Per lungo tempo avrebbe accettato soldi, oggetti di valore, ma anche prestazioni sessuali per aggiustare sentenze in procedure giudiziarie penali, civili e in cause tributarie. Queste le pesantissime accuse nei confronti di un magistrato attualmente in servizio alla Corte d'Appello di Catanzaro, Marco Petrini arrestato nelle scorse ore dagli uomini della Guardia di Finanza su disposizione della Direzione distrettuale antimafia di Salerno, competente per territorio. Per lui il reato contestato è di corruzione in atti giudiziari. Insieme al magistrato sono finite in manette altre sette persone tra cui diversi avvocati, un medico e altri professionisti, tutti accusati di aver preso parte al sistema corruttivo. Degli otto destinatari dei provvedimenti restrittivi, sette sono finiti direttamente in carcere mentre per uno sono stati concessi gli arresti domiciliari.

Come comunicano dalla Dda salernitana, l’inchiesta era partita nel 2018 e ha permesso di ricostruire "una sistematica attività corruttiva" nei confronti del magistrato. Secondo l’accusa, al magistrato sarebbero stati consegnati denaro contante ma anche altre utilità e favori tra cui prestazioni sessuali in cambio di sentenze favorevoli. Il magistrato, che nel corso degli anni ha ricoperto anche i ruoli di presidente di sezione della Corte d'Appello di Catanzaro nonché presidente della Commissione provinciale tributaria del capoluogo calabrese, intratteneva rapporti con diversi avvocati sia del foro di Catanzaro che di altri Tribunali calabresi per favorire i clienti di questi ultimi.

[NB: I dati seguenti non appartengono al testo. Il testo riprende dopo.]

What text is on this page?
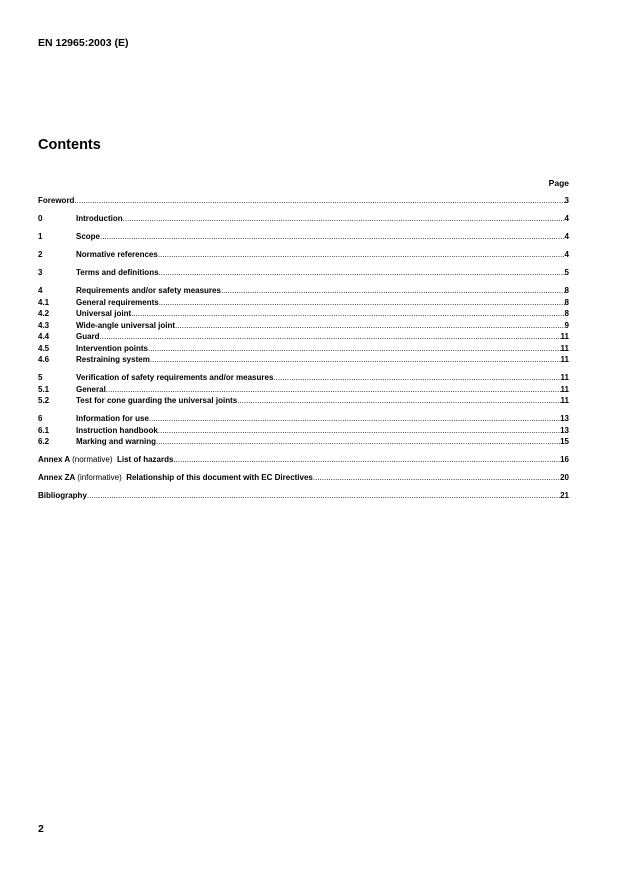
EN 12965:2003 (E)
Contents
Page
Foreword .....	3
0	Introduction .....	4
1	Scope .....	4
2	Normative references .....	4
3	Terms and definitions .....	5
4	Requirements and/or safety measures .....	8
4.1	General requirements .....	8
4.2	Universal joint .....	8
4.3	Wide-angle universal joint .....	9
4.4	Guard .....	11
4.5	Intervention points .....	11
4.6	Restraining system .....	11
5	Verification of safety requirements and/or measures .....	11
5.1	General .....	11
5.2	Test for cone guarding the universal joints .....	11
6	Information for use .....	13
6.1	Instruction handbook .....	13
6.2	Marking and warning .....	15
Annex A (normative) List of hazards .....	16
Annex ZA (informative) Relationship of this document with EC Directives .....	20
Bibliography .....	21
2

Non solo, sempre secondo l’accusa il giudice era anche al libro paga di un medico in pensione, ed ex dirigente dell’Azienda sanitaria provinciale di Cosenza, che voleva garantirsi le sue funzioni". Proprio il medico avrebbe favorito nuove occasioni di corruzione attraverso i rapporti con persone che avevano avuto sentenze di primo grado sfavorevoli.

Secondo la Dda, il magistrato garantiva il suo "per ottenere, in processi penali, civili e in cause tributarie sentenze o comunque provvedimenti favorevoli a terze persone concorrenti nel reato corruttivo”. "In taluni casi i provvedimenti favorevoli richiesti al magistrato e da quest'ultimo promessi e/o assicurati erano diretti a vanificare, mediante assoluzioni o consistenti riduzioni di pena, sentenze di condanna pronunciate in primo grado dai tribunali del distretto, provvedimenti di misure di prevenzione, già definite in primo grado o sequestri patrimoniali in applicazione della normativa antimafia, nonché sentenze in cause civili e accertamenti tributari" spiegano gli inquirenti.

Tra i processi finiti al centro dell’indagine anche quello per far riottenere il vitalizio a un ex politico calabrese nonostante una condanna definitiva con interdittiva perpetua dai pubblici uffici. Il giudice inoltre si sarebbe attivato anche per aver agevolato futuri avvocati per il superamento del concorso. Il tutto, secondo gli inquirenti, sarebbe avvenuto a causa della grave situazione di sofferenza finanziaria in cui versava il magistrato arrestato che era ala disperata ricerca di denaro.